Lander included a line item for improvements to the intersection among his FY 2013 participatory budget proposals, securing $200,000. But he says the State DOT rejected a proposal from NYC DOT for a pedestrian refuge between northbound and southbound traffic. Instead, according to Lander, NYS DOT wants to eliminate the crosswalk altogether.

“Without the crosswalk, residents would have to walk a block out of their way and wait for three crossing signals instead of one,” said Lander, via press release. “Cars would speed by even faster. And many pedestrians would certainly still cross there anyway, far more exposed to speed, danger, and future tragedies.”

On Monday at approximately 9:40 a.m., Agbim, 73, was crossing nine lanes of traffic east to west when she was struck by a semi truck driver who was attempting a right turn from Church Avenue onto Prospect Expressway, according to reports.

Agbim died at the scene.
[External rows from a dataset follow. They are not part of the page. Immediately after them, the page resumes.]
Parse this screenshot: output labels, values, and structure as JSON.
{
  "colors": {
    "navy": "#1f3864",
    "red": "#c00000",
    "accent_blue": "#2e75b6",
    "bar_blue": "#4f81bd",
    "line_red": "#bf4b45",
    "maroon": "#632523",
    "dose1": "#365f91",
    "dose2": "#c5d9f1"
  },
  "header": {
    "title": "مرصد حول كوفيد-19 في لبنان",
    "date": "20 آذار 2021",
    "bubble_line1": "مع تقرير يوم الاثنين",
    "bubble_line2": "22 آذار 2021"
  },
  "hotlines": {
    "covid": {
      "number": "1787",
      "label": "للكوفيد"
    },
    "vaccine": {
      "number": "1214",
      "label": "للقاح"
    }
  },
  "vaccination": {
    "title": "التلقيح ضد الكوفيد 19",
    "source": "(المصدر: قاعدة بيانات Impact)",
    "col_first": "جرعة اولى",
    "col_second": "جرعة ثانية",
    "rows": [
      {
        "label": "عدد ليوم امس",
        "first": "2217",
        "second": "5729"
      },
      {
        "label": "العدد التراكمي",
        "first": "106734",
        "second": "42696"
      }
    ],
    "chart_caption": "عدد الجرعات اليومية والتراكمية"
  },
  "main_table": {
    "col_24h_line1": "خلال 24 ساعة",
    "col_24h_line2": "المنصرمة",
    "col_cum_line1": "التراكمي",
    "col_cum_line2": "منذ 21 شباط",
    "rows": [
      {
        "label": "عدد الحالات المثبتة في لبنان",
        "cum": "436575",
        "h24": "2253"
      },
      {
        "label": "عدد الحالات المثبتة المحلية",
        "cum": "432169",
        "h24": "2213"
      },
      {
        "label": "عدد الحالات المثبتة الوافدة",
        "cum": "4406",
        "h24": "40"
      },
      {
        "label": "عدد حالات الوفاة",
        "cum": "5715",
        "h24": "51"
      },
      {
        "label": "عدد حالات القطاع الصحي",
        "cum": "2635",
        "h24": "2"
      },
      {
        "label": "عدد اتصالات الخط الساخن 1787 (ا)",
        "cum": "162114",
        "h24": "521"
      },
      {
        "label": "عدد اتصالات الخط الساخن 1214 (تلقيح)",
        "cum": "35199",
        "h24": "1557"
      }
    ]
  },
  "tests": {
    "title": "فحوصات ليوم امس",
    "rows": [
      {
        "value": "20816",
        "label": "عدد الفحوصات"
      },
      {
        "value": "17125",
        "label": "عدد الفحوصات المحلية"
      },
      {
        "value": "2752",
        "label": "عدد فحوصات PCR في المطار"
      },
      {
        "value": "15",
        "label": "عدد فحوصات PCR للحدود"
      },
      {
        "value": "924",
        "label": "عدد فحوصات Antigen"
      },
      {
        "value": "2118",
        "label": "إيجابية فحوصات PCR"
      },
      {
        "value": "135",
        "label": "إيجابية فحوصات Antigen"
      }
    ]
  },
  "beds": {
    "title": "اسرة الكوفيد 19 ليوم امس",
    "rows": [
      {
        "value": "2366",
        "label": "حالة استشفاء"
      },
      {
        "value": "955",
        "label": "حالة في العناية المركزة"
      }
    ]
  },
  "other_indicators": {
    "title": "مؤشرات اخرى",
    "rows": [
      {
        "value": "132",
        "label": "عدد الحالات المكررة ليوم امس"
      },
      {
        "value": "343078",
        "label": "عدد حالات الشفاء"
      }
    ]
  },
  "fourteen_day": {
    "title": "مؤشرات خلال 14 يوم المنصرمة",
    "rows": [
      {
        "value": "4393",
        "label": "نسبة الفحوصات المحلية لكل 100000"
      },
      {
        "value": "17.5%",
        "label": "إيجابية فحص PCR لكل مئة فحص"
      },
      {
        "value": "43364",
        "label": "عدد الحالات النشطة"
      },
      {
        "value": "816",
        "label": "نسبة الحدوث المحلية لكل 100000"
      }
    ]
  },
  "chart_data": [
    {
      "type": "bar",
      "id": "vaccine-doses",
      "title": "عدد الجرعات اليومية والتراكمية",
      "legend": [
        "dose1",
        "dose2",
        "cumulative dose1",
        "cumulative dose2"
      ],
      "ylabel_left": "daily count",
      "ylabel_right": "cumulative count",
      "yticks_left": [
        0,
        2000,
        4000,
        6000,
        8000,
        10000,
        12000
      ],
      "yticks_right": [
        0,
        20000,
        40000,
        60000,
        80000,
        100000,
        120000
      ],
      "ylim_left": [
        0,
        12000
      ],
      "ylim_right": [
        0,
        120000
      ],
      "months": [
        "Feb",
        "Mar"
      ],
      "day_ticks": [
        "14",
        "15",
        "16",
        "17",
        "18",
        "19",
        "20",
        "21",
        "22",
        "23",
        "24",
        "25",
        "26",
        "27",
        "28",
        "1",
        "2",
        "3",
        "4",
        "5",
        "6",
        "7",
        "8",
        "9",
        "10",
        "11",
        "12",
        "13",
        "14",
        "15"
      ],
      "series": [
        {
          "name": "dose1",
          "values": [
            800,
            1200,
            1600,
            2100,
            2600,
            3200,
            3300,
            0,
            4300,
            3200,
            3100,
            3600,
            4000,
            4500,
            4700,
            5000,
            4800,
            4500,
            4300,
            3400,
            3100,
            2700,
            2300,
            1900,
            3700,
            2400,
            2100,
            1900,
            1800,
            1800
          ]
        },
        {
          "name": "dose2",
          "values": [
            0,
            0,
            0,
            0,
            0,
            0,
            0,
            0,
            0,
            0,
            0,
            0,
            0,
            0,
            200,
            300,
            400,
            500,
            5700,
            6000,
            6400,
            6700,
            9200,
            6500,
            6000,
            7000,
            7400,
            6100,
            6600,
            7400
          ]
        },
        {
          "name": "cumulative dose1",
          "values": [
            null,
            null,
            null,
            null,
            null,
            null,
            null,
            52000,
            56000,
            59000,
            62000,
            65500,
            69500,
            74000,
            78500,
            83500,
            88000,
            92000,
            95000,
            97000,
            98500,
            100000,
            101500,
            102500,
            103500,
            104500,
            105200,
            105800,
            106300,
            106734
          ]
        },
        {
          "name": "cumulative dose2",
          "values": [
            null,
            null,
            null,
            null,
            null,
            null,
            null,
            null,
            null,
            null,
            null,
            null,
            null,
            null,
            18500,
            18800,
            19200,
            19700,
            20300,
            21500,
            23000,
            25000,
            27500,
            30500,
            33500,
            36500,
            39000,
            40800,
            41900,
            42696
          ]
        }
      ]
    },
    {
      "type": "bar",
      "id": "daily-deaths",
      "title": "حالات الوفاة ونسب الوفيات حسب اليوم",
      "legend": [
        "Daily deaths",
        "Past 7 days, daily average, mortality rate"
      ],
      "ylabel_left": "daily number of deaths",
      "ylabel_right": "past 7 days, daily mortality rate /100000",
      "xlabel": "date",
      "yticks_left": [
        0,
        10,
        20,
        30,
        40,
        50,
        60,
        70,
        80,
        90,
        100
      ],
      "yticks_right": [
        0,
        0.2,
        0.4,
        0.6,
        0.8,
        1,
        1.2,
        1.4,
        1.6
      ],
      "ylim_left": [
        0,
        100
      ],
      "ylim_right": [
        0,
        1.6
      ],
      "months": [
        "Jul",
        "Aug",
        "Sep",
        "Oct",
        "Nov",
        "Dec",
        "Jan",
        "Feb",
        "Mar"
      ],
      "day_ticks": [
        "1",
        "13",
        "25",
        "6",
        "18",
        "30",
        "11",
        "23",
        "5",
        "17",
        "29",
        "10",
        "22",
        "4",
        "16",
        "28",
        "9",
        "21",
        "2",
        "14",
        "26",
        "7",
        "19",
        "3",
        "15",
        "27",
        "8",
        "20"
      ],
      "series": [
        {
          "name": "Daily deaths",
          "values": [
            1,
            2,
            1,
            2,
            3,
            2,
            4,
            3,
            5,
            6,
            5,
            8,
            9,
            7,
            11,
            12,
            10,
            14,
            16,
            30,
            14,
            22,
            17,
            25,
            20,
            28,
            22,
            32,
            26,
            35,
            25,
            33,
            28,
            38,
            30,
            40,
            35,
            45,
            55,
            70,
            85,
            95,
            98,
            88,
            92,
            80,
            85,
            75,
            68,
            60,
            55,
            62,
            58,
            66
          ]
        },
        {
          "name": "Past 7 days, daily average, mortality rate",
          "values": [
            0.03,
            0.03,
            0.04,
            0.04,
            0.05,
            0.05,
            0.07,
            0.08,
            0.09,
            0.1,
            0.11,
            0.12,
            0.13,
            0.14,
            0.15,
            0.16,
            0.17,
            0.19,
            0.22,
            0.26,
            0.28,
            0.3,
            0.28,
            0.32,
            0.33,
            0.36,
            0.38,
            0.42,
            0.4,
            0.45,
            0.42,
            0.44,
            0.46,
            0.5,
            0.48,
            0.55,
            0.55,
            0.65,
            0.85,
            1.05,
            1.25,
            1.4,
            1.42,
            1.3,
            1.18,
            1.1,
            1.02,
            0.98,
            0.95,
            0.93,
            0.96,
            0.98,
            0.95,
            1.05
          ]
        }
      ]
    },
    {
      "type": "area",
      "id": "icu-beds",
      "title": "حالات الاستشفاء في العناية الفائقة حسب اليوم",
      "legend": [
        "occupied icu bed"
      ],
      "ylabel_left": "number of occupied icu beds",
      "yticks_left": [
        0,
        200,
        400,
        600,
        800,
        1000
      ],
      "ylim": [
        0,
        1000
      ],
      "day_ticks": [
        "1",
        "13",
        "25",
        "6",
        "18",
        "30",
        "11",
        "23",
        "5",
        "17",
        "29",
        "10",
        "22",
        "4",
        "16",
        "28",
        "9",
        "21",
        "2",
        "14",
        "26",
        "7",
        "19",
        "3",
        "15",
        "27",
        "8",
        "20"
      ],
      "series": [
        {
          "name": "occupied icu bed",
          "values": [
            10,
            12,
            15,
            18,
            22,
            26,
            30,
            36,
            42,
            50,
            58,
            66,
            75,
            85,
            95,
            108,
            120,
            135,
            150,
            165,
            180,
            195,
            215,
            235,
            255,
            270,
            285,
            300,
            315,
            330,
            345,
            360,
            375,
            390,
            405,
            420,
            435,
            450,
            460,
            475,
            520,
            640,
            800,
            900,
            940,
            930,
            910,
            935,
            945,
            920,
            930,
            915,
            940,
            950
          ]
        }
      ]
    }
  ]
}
The truck driver, Eric Turnbach of Sugarloaf, Pennsylvania, was cited for failure to exercise due care, the Daily News said.

Trucks exceeding 55 feet in length are not allowed on surface streets without a permit. Video from the scene indicated that the trailer of Turnbach’s truck was 53 feet long. It is not known if the truck was equipped with crossover mirrors, which give truck drivers a better view of pedestrians who are directly in front of them. Trucks registered outside New York are exempt from the state’s crossover mirror requirement.

Central Pennsylvania Transportation, the Lancaster-based company that owns the truck, did not respond to a request for comment.

“We just do not understand how is it that a God fearing and loving mother would die in such a manner walking back from a church service,” said Eugene Agbimson, Agbim’s brother-in-law. Agbimson called for changes to the intersection and to laws “governing the operation of these monster vehicles very close to highly populated residential areas.”

Said Lander: “New York State DOT’s proposal is unacceptable. It would make this intersection even more dangerous. Our neighborhood is not a highway.” Lander has posted a petition aimed at prodding NYS DOT to act on proposed safety measures.

“We voted for this money,” said Julie Bero, a lifelong resident of Kensington. “We should be able to cross this intersection safely and New York State Department of Transportation should make it a priority.”

Streetsblog has a message in with NYS DOT. We’ll update this post if we hear back.